Sunday, March 07, 2010

All in a Day's Work

Months and months of planning your vacation. Your bags are packed and you're all ready to go. You just seem to have forgotten one thing...your brain. We're all guilty of it. When you're working the front desk, mindless guests become easy targets for sarcastic blog posts. So here are my latest favorite guest blonde moments along with what I would love to say if I didn't have to be so polite.

Guest: "What are the road and weather conditions from Utah to California?"
I have been stuck behind this desk for the last 4 hours.
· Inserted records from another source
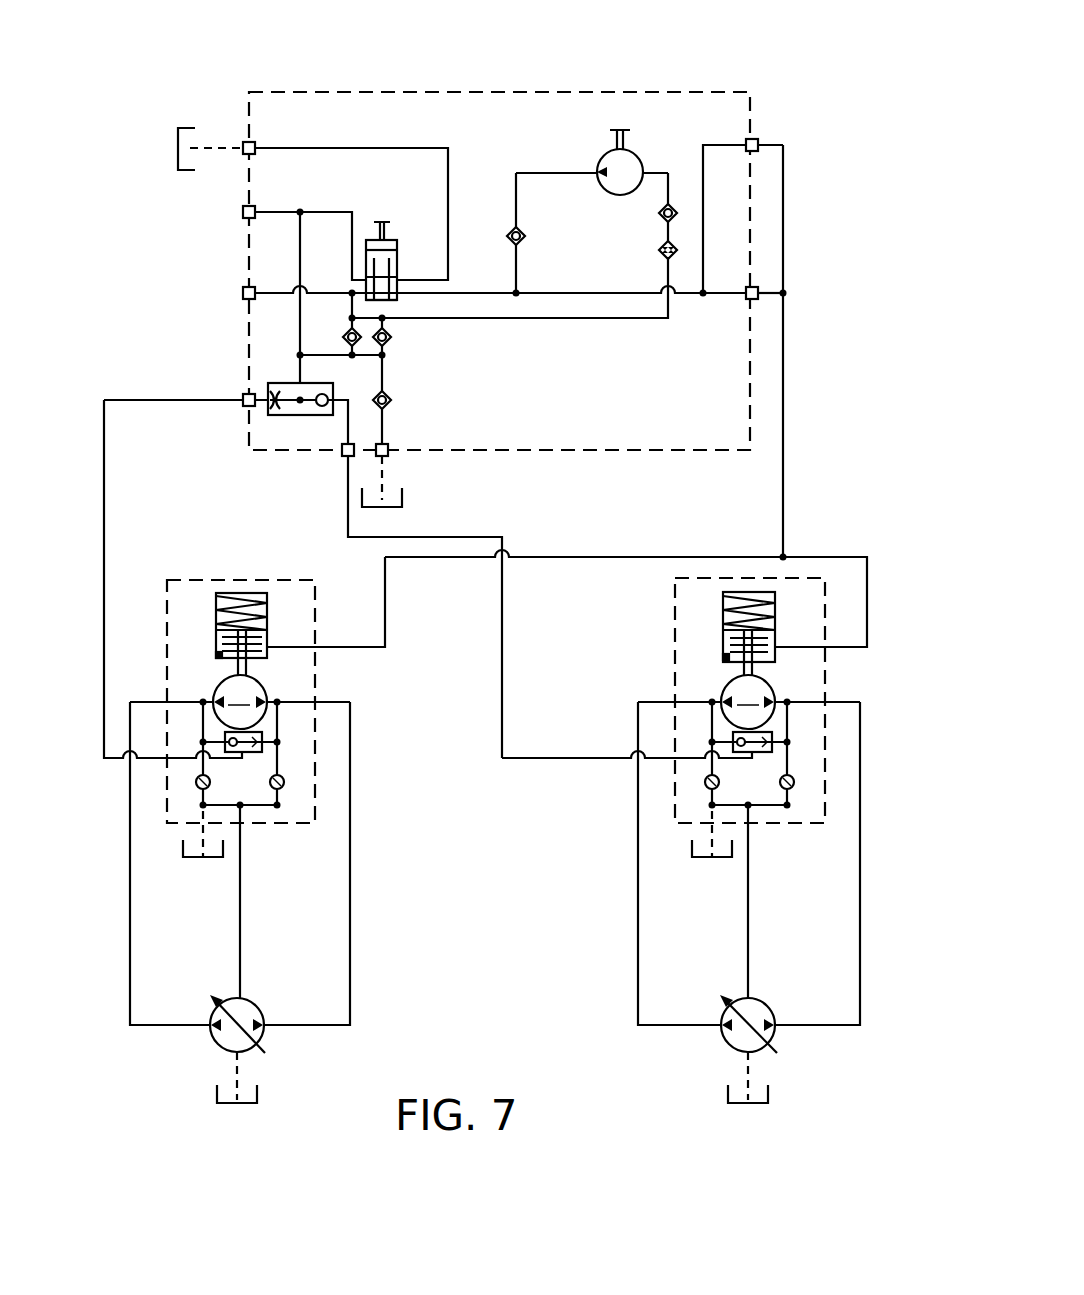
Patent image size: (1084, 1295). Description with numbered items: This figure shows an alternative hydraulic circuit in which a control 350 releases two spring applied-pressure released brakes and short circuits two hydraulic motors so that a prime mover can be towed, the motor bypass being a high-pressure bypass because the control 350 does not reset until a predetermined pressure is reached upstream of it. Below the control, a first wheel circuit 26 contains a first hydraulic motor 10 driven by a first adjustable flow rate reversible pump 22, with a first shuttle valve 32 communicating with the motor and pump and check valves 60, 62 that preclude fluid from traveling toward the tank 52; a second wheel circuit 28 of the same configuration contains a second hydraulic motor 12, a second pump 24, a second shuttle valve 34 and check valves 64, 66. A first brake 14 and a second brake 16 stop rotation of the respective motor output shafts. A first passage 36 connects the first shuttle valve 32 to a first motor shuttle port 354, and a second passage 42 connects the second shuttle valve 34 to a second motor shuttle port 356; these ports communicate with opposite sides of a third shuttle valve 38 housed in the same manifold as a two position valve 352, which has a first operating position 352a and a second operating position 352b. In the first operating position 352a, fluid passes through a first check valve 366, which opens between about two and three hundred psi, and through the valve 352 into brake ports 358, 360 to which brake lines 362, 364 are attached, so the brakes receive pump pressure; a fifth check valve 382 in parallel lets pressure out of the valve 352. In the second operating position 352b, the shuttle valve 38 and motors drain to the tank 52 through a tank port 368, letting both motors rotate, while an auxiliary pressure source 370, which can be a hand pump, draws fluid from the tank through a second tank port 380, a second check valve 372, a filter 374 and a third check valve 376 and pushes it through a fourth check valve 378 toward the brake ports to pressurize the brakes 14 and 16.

The control 350 is at (537, 58).
The tank 52 is at (176, 157).
The tank port 368 is at (240, 157).
The two position valve 352 is at (397, 232).
The first operating position 352a is at (397, 300).
The second operating position 352b is at (397, 255).
The auxiliary pressure source 370 is at (628, 162).
The fourth check valve 378 is at (525, 235).
The third check valve 376 is at (660, 215).
The filter 374 is at (665, 255).
The brake port 360 is at (760, 143).
The brake line 364 is at (785, 203).
The brake port 358 is at (762, 294).
The brake line 362 is at (765, 297).
The fifth check valve 382 is at (350, 344).
The first check valve 366 is at (388, 343).
The second check valve 372 is at (391, 403).
The second tank port 380 is at (392, 457).
The first motor shuttle port 354 is at (248, 394).
The third shuttle valve 38 is at (300, 416).
The second motor shuttle port 356 is at (345, 457).
The first passage 36 is at (107, 540).
The second passage 42 is at (548, 762).
The first spring applied-pressure released brake 14 is at (268, 645).
The second spring applied-pressure released brake 16 is at (772, 612).
The first hydraulic motor 10 is at (240, 702).
The second hydraulic motor 12 is at (748, 702).
The first shuttle valve 32 is at (252, 753).
The second shuttle valve 34 is at (765, 753).
The check valve 60 is at (285, 781).
The check valve 62 is at (199, 789).
The check valve 64 is at (795, 782).
The check valve 66 is at (707, 787).
The first wheel circuit 26 is at (366, 873).
The second wheel circuit 28 is at (620, 907).
The first adjustable flow rate reversible pump 22 is at (250, 1010).
The second adjustable flow rate reversible pump 24 is at (758, 1008).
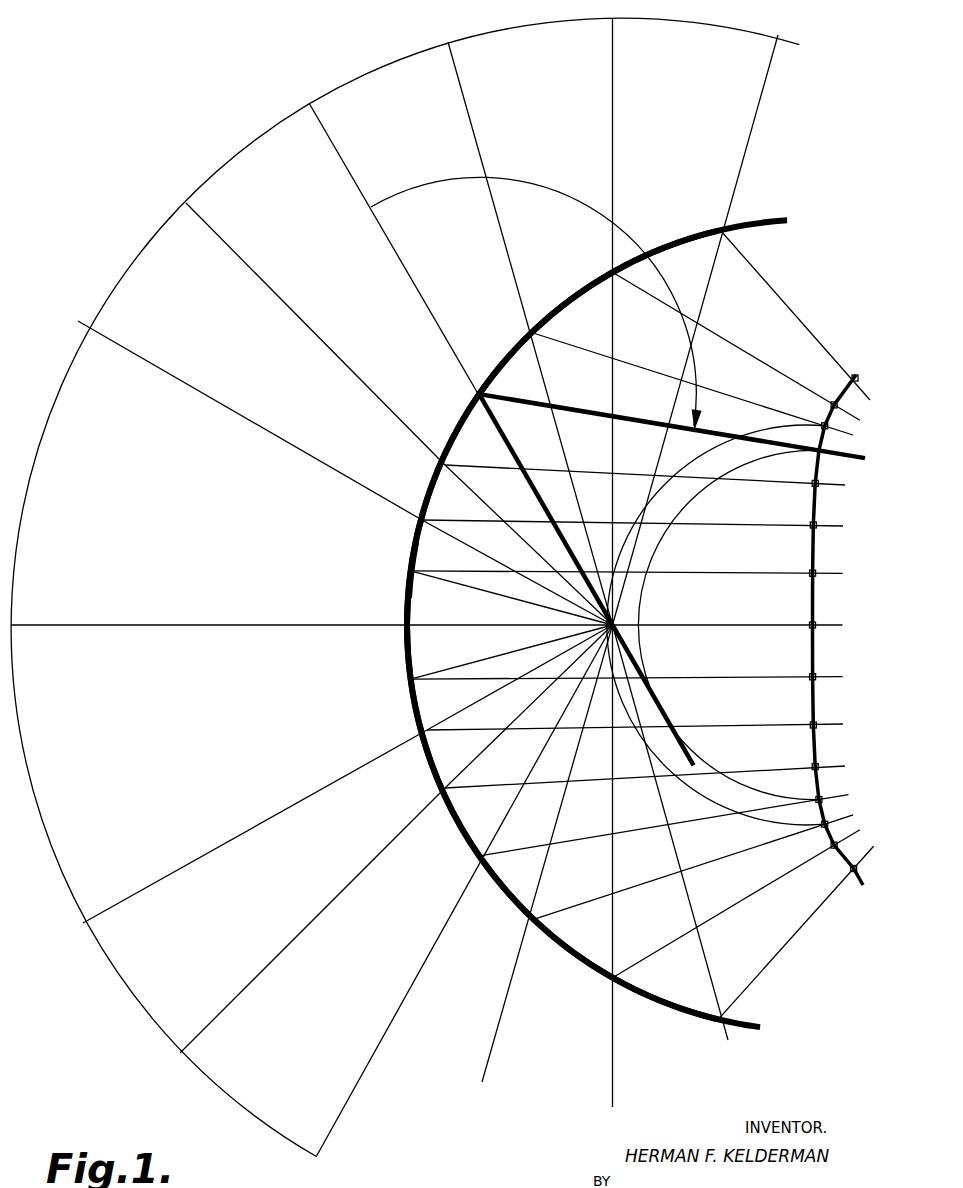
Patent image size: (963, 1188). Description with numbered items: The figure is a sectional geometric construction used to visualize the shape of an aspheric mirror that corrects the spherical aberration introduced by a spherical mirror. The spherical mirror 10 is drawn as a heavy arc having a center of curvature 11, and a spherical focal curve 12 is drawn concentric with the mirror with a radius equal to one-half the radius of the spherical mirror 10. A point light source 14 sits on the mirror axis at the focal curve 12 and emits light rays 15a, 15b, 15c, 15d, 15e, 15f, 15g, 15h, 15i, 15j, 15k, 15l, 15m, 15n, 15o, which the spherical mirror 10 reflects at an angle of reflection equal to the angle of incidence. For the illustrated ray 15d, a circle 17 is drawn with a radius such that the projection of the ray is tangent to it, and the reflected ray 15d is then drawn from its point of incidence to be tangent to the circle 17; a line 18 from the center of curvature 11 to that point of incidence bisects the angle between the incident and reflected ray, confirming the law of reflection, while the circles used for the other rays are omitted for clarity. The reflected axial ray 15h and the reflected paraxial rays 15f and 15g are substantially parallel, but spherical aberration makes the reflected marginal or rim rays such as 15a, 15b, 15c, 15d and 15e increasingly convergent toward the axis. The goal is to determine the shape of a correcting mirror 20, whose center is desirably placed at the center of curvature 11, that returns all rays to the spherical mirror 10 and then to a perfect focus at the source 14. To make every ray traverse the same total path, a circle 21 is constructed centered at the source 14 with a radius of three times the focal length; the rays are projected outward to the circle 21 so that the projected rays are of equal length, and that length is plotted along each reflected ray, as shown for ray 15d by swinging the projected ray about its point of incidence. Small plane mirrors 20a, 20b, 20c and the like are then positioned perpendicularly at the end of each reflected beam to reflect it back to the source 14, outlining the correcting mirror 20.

The spherical mirror 10 is at (437, 776).
The center of curvature 11 is at (810, 628).
The spherical focal curve 12 is at (660, 753).
The point light source 14 is at (615, 623).
The light ray 15a is at (757, 270).
The light ray 15b is at (645, 297).
The light ray 15c is at (540, 342).
The light ray 15d is at (490, 428).
The light ray 15e is at (497, 468).
The paraxial ray 15f is at (533, 523).
The paraxial ray 15g is at (462, 580).
The axial ray 15h is at (463, 625).
The light ray 15i is at (478, 680).
The light ray 15j is at (472, 730).
The light ray 15k is at (472, 788).
The light ray 15l is at (518, 852).
The light ray 15m is at (560, 907).
The light ray 15n is at (640, 963).
The light ray 15o is at (760, 987).
The circle 17 is at (770, 452).
The line 18 is at (727, 563).
The correcting mirror 20 is at (815, 658).
The small plane mirror 20a is at (856, 377).
The small plane mirror 20b is at (840, 384).
The small plane mirror 20c is at (818, 413).
The circle 21 is at (145, 245).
I know as much as you do.

Guest: "Your rate is 72.00? I saw a sign on the freeway that said $39."
Me: "We don't have our rates posted anywhere."
Caught ya.

Me: "How can I help you?"
Guest: "I'm doing good, thank you."
I didn't ask.

Guest: "I usually stay at the Hilton, but I guess this will have to do for tonight."
Your majesty, thank you for gracing us with your presence.

Guest: "The light in my room is burned out."
Me: "Did you make sure the light is plugged in?"
Guest: "I didn't even think of that."
The lights are on and nobody's home.

I get the guest all checked in and hand them the map of the property.
Guest: "Oh, I don't need a map."
20 minutes later, we get a phone call to the front desk.
Guest: "What's the pool code, where's breakfast and where's the ice machine?"
All of those answers are on the map you didn't need.

Me: "How many adults and children will be in the room?"
Guest: "Two adults...do kids stay free?"
Me: "Yes."
Guest: "And three kids."
Real sly.

Guest: "Do you have anything bigger than a room with two queen beds?"
Me: "Yes..." I explain all the options.
Guest: "We don't need all that. We're just here for one night."
So why did you ask?

Guest: "Are your rooms nice?"
Yes they are, but even if they weren't, would you really expect me to tell you that?

Guest: "How much are the other hotels around here?"
I only work at this one.

Guest: "Hi. I don't have a reservation but I have to have ground level by the pool, close to breakfast, away from the stairs, on the safest, quietest part of the building and no one on either side of me."
We're sold out.

So weary travelers, remember your brain for your next trip. Along with some common sense and a swimsuit. Happy trails to you until we meet again.

7 comments:

Susan said...

Sarah, This blog is a "priceless" moment.Maybe we could send it into mastercard. As usual I laughed till I cried! I only wish we could put this stuff on Tripadvisor.
Great Job!!
P.S. Just think...in a few months, you won't get to hear this stuff.....so sad that you will miss it :(

Rebecca said...

Are pets allowed in the rooms? Because if not...(I'm sure you can finish the sentence...)

jlthomas said...

I'll miss all your guest stories! Eli better have some great stories to make up for it :)

Kim said...

They all were hilarious! Please hold your comments when we come to be your hotel guests next month!!!

Eagle Hollow Furnishings said...

HAHA! I love it! I seriously think you should go into advertising!

David and Mary said...

Sarah, Do you have any "Clogged Toilet" stories? You know, our family owned a hotel for many years, and those toilet things were the absolute worst. At least you can see the humor in the brain-dead traveler questions. David

Tricia said...

HAHA! That's awesome! Thanks for making me laugh my guts out... and bringing back the memories of the Abbey for me! If only we could REALLY say those things!